À l’heure de déjeuner, le gouverneur, retrouva l’agitation de ses secrétaires, infatigables flatteurs armés de tablettes d’argile. Dans un couloir, il aperçut un homme aux cheveux noirs et bouclés, dont la ceinture pourpre autour d’un gros ventre, indiquait le rang de palatin. Cet intrus ne manquait pas d’audace, il s’était infiltré dans les cuisines et se servait dans les marmites, assaisonnant un plat selon son propre goût. Le gouverneur l’admonesta : « mais qui vous a permis ?! »
Sans lever les yeux de son assiette, et mordant à pleines dents dans du poulet au garum, le fonctionnaire impérial répondit sur un ton railleur :
— Oh excusez mon impolitesse gouverneur. Je me présente : Hosius, au service de sa majesté Magnus Maximus.
Un envoyé de Maxime, déjà ! Le gouverneur devait se méfier, il jouait sa tête.
— Que voulez-vous ?
— Oh moi, je ne veux rien. Je ne suis là que pour vous donner un conseil : invitez Gratien, dites-lui que vous l’assurez de votre soutien.
— Mais vous êtes fou ? Si j’aide Gratien, votre maître exercera sa vengeance !
— Je sais très bien ce que je fais.
Et Hosius se leva, fit quelques pas avec sa démarche de serpent, et expliqua…
Le gouverneur réagit :
— Et si je vous aide à faire tomber l’empereur dans un piège, je le livre à une mort certaine. Je ne veux pas m’associer à un crime ! Maxime est vainqueur, celui ne lui suffit-il pas ?

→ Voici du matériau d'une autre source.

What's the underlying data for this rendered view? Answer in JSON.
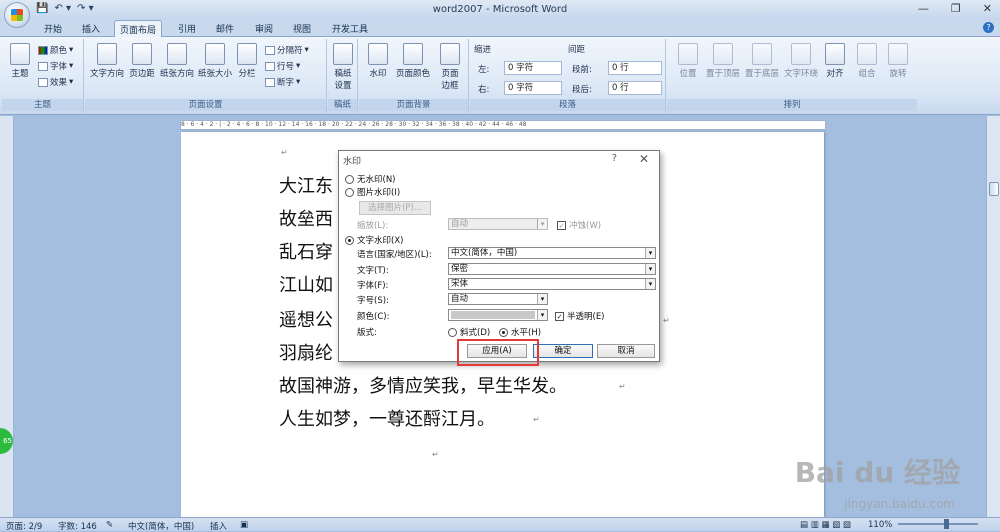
{
  "window": {
    "title": "word2007 - Microsoft Word",
    "qat_icons": [
      "save-icon",
      "undo-icon",
      "redo-icon"
    ]
  },
  "tabs": [
    "开始",
    "插入",
    "页面布局",
    "引用",
    "邮件",
    "审阅",
    "视图",
    "开发工具"
  ],
  "active_tab": "页面布局",
  "ribbon": {
    "theme": {
      "big": "主题",
      "colors": "颜色",
      "fonts": "字体",
      "effects": "效果",
      "label": "主题"
    },
    "page_setup": {
      "text_dir": "文字方向",
      "margins": "页边距",
      "orientation": "纸张方向",
      "size": "纸张大小",
      "columns": "分栏",
      "breaks": "分隔符",
      "line_numbers": "行号",
      "hyphenation": "断字",
      "label": "页面设置"
    },
    "draft": {
      "btn": "稿纸\n设置",
      "label": "稿纸"
    },
    "page_bg": {
      "watermark": "水印",
      "page_color": "页面颜色",
      "borders": "页面\n边框",
      "label": "页面背景"
    },
    "paragraph": {
      "indent": "缩进",
      "left": "左:",
      "left_val": "0 字符",
      "right": "右:",
      "right_val": "0 字符",
      "spacing": "间距",
      "before": "段前:",
      "before_val": "0 行",
      "after": "段后:",
      "after_val": "0 行",
      "label": "段落"
    },
    "arrange": {
      "position": "位置",
      "front": "置于顶层",
      "back": "置于底层",
      "wrap": "文字环绕",
      "align": "对齐",
      "group": "组合",
      "rotate": "旋转",
      "label": "排列"
    }
  },
  "ruler_text": "8 · 6 · 4 · 2 · | · 2 · 4 · 6 · 8 · 10 · 12 · 14 · 16 · 18 · 20 · 22 · 24 · 26 · 28 · 30 · 32 · 34 · 36 · 38 · 40 · 42 · 44 · 46 · 48",
  "document": {
    "lines": [
      "大江东",
      "故垒西",
      "乱石穿",
      "江山如",
      "遥想公",
      "羽扇纶",
      "故国神游，多情应笑我，早生华发。",
      "人生如梦，一尊还酹江月。"
    ]
  },
  "dialog": {
    "title": "水印",
    "help": "?",
    "close": "✕",
    "no_watermark": "无水印(N)",
    "picture_watermark": "图片水印(I)",
    "select_picture": "选择图片(P)...",
    "scale_label": "缩放(L):",
    "scale_value": "自动",
    "washout": "冲蚀(W)",
    "text_watermark": "文字水印(X)",
    "language_label": "语言(国家/地区)(L):",
    "language_value": "中文(简体，中国)",
    "text_label": "文字(T):",
    "text_value": "保密",
    "font_label": "字体(F):",
    "font_value": "宋体",
    "size_label": "字号(S):",
    "size_value": "自动",
    "color_label": "颜色(C):",
    "semi_transparent": "半透明(E)",
    "layout_label": "版式:",
    "diagonal": "斜式(D)",
    "horizontal": "水平(H)",
    "apply": "应用(A)",
    "ok": "确定",
    "cancel": "取消"
  },
  "status": {
    "page": "页面: 2/9",
    "words": "字数: 146",
    "lang": "中文(简体，中国)",
    "mode": "插入",
    "zoom": "110%"
  },
  "watermark_site": {
    "logo": "Bai du 经验",
    "url": "jingyan.baidu.com"
  }
}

— Vous savez que lorsque Gratien a revêtu la pourpre, il a été élevé au rang d’Auguste. Un empereur n’est plus une personne comme vous et moi. C’est le représentant de Dieu, le souverain de l’Univers. Or Dieu a voulu que Maxime soit vainqueur. Gratien n’est plus le choix des Cieux. Il doit donc mourir.
— Vous voulez le tuer au nom de Dieu ?
— Oh nous avons des intérêts aussi à nous débarrasser de Gratien. Voyez la situation générale : il n’y a qu’un enfant pour gouverner l’Italie. L’empereur d’Orient sort juste d’une guerre épuisante. Personne n’a d’armée suffisamment forte pour résister à Maxime. Tuer Gratien favorisera le camp du plus fort. Tuer Gratien favorisera notre position à la cour.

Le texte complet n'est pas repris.